Bonhoeffer’a göre aptallık, “doğuştan gelen bir entelektüel eksiklik değil, bireyin düşünme sorumluluğunu bilinçli olarak terk etmesiyle ortaya çıkar. Totaliter rejimler, sorgulama özelliğini baskılayarak veya yönlendirerek bireyleri edilgen ve itaatkâr hale getirir. Böylece aptallık, bireysel bir kusur olmaktan çıkıp toplumsal bir soruna dönüşür.
Aptallığın Teorisi’ne göre zeki insanlar bile bu duruma düşer. Çünkü bu durum, akıl kapasitesinden çok bireyin içinde bulunduğu sosyal ve politik bağlama bağlıdır. Baskı altındaki bireyler, kendi muhakemelerini askıya alarak güçlü figürlerin söylemlerini sorgulamadan kabul eder. Bu da toplumun manipülasyona açık hale gelmesine yol açar.”
Bir hikâye vardır. “Kurtla eşek bir konuda tartışmaya başlamışlar. Kurt haklı, eşek haksız ve ancak eşek son derece inatçı, dediğinden şaşmıyor, kurdu dinlemiyor bile.

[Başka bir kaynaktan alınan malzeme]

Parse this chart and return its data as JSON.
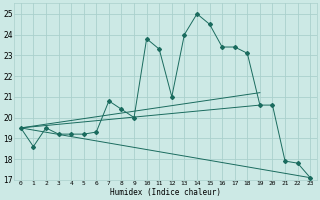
{
  "xlabel": "Humidex (Indice chaleur)",
  "bg_color": "#cce9e5",
  "grid_color": "#aad0cc",
  "line_color": "#1a6b5e",
  "xlim": [
    -0.5,
    23.5
  ],
  "ylim": [
    17,
    25.5
  ],
  "yticks": [
    17,
    18,
    19,
    20,
    21,
    22,
    23,
    24,
    25
  ],
  "xticks": [
    0,
    1,
    2,
    3,
    4,
    5,
    6,
    7,
    8,
    9,
    10,
    11,
    12,
    13,
    14,
    15,
    16,
    17,
    18,
    19,
    20,
    21,
    22,
    23
  ],
  "series_main": {
    "x": [
      0,
      1,
      2,
      3,
      4,
      5,
      6,
      7,
      8,
      9,
      10,
      11,
      12,
      13,
      14,
      15,
      16,
      17,
      18,
      19,
      20,
      21,
      22,
      23
    ],
    "y": [
      19.5,
      18.6,
      19.5,
      19.2,
      19.2,
      19.2,
      19.3,
      20.8,
      20.4,
      20.0,
      23.8,
      23.3,
      21.0,
      24.0,
      25.0,
      24.5,
      23.4,
      23.4,
      23.1,
      20.6,
      20.6,
      17.9,
      17.8,
      17.1
    ]
  },
  "series_lines": [
    {
      "x": [
        0,
        19
      ],
      "y": [
        19.5,
        21.2
      ]
    },
    {
      "x": [
        0,
        19
      ],
      "y": [
        19.5,
        20.6
      ]
    },
    {
      "x": [
        0,
        23
      ],
      "y": [
        19.5,
        17.1
      ]
    }
  ]
}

Aslanın hakemliğine başvurmuşlar.
Aslan tarafları dinlemiş ve eşeğe, “tamam, tamam, sen haklısın,” demiş. Eşek sevinçle hoplaya sıçraya ayrılınca, kurt sormuş, “Yahu, bu nasıl karar, benim haklı olduğum apaçık ortada, sen nasıl eşeği haklı bulursun?”
Aslan gülmüş. “Sen,” demiş, “savunduğun konuda haklısın; ancak eşekle tartıştığın için haksızsın, boşuna zamanını harcamışsın, bildiğinden şaşmayan, cahil, üstüne üstlük kendini bir halt zanneden eşeğe laf anlatmak mümkün değil ki, bırak inadını sürdürsün!

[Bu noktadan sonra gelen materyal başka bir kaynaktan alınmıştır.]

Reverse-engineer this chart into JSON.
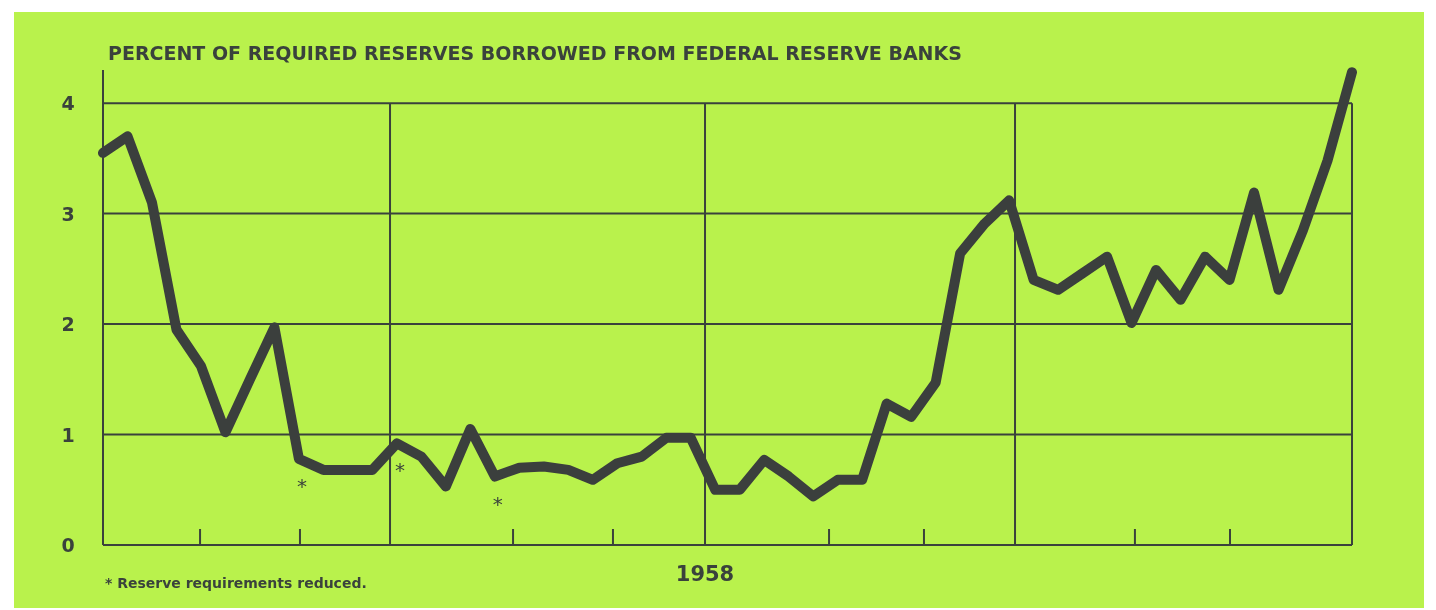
{
  "chart_data": {
    "type": "line",
    "title": "PERCENT OF REQUIRED RESERVES BORROWED FROM FEDERAL RESERVE BANKS",
    "categories": [
      null,
      null,
      null,
      null,
      null,
      null,
      null,
      null,
      null,
      null,
      null,
      null,
      null,
      null,
      null,
      null,
      null,
      null,
      null,
      null,
      null,
      null,
      null,
      null,
      null,
      null,
      null,
      null,
      null,
      null,
      null,
      null,
      null,
      null,
      null,
      null,
      null,
      null,
      null,
      null,
      null,
      null,
      null,
      null,
      null,
      null,
      null,
      null,
      null,
      null,
      null,
      null
    ],
    "series": [
      {
        "color": "#3b3f3d",
        "values": [
          3.55,
          3.7,
          3.1,
          1.95,
          1.62,
          1.02,
          1.5,
          1.97,
          0.78,
          0.68,
          0.68,
          0.68,
          0.92,
          0.8,
          0.53,
          1.05,
          0.62,
          0.7,
          0.71,
          0.68,
          0.59,
          0.74,
          0.8,
          0.97,
          0.97,
          0.5,
          0.5,
          0.77,
          0.62,
          0.44,
          0.59,
          0.59,
          1.28,
          1.16,
          1.47,
          2.64,
          2.91,
          3.12,
          2.4,
          2.31,
          2.46,
          2.61,
          2.01,
          2.49,
          2.22,
          2.61,
          2.4,
          3.19,
          2.31,
          2.85,
          3.48,
          4.28
        ],
        "value_labels": [
          null,
          null,
          null,
          null,
          null,
          null,
          null,
          null,
          "*",
          null,
          null,
          null,
          "*",
          null,
          null,
          null,
          "*",
          null,
          null,
          null,
          null,
          null,
          null,
          null,
          null,
          null,
          null,
          null,
          null,
          null,
          null,
          null,
          null,
          null,
          null,
          null,
          null,
          null,
          null,
          null,
          null,
          null,
          null,
          null,
          null,
          null,
          null,
          null,
          null,
          null,
          null,
          null
        ]
      }
    ],
    "xlabel": "1958",
    "ylim": [
      0,
      4.3
    ],
    "yticks": [
      0,
      1,
      2,
      3,
      4
    ],
    "grid": true,
    "marker": "none",
    "line_style": "solid",
    "annotations": [
      "* Reserve requirements reduced."
    ]
  }
}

Vaktini bir daha boşuna harcama.”
Aptallaştırılmış, düşünce ve sorgulama sistemi bozulmuş insanlarla tartışmak boşa kürek çekmektir. Çünkü bu insanlar kuklaya dönüştürülmüş olduğundan ne kadar kötü bir şey yaptığını bilmezler ve her türlü kötü kullanıma açık hale gelirler. Papağan gibi kendilerine öğretilenden öteye gidemezler.
Aptallık Teorisi’nden kurtulmanın tek bir yolu vardır. O da isteyerek özgürleşmeleridir. Eğer birey, özgürleşir ve sorgularsa aptallığın bağlarından kurtulur.
“Yaptığımız her şeyden sorumluyuz.” Bu sözler ile yaşama veda eden Bonhoeffer yine haklı çıktı. Zira Nazizm’in kurucuları Hitler ve Goebels, yenilgi sonrası intihar ettiler. İnsanlığa verdikleri zararla, yaptıkları zulümle, neden oldukları milyonlarca masum hayatla, günümüzde bile lanetlenmeye devam ediliyorlar.
Son söz; “Tüm dünyada, gerçeğin çarpıtılmasıyla hipnotize edilmiş ve özgür düşünce yetilerini yitirmiş milyonlar, aptallaşmaya ve hayatlarımızı zindana çevirmeye devam ederken tek tesellimiz her şeye rağmen bu hayatlarda Bonhoeffer gibilerinin varlığıdır.”
Bonhoeffer kaleme aldığı notlarında şöyle söyler: “Eylem bir düşünceden değil, sorumluluk almaya hazır olma durumundan ortaya çıkar. Ahlaki bir toplumun en büyük sınavı, çocuklarına nasıl bir dünya bıraktığıdır.”
Siz ne dersiniz? Yapay zekâ çağı diye nitelendirilen günümüzde, insanlığın sorunu zekâ geriliği mi yoksa ahlaki bozukluk mu? Aptallık mı yoksa aptallığın farkında olamamak mı?
Günün Sözü: “Biz cahil dediğimiz zaman, mektepte okumamış olanları kastetmiyoruz. Kastettiğimiz ilim, hakikati bilmektir. Yoksa okumuş olanlardan en büyük cahiller çıktığı gibi, hiç okumak bilmeyenlerden de hakikati gören gerçek alimler çıkabilir.”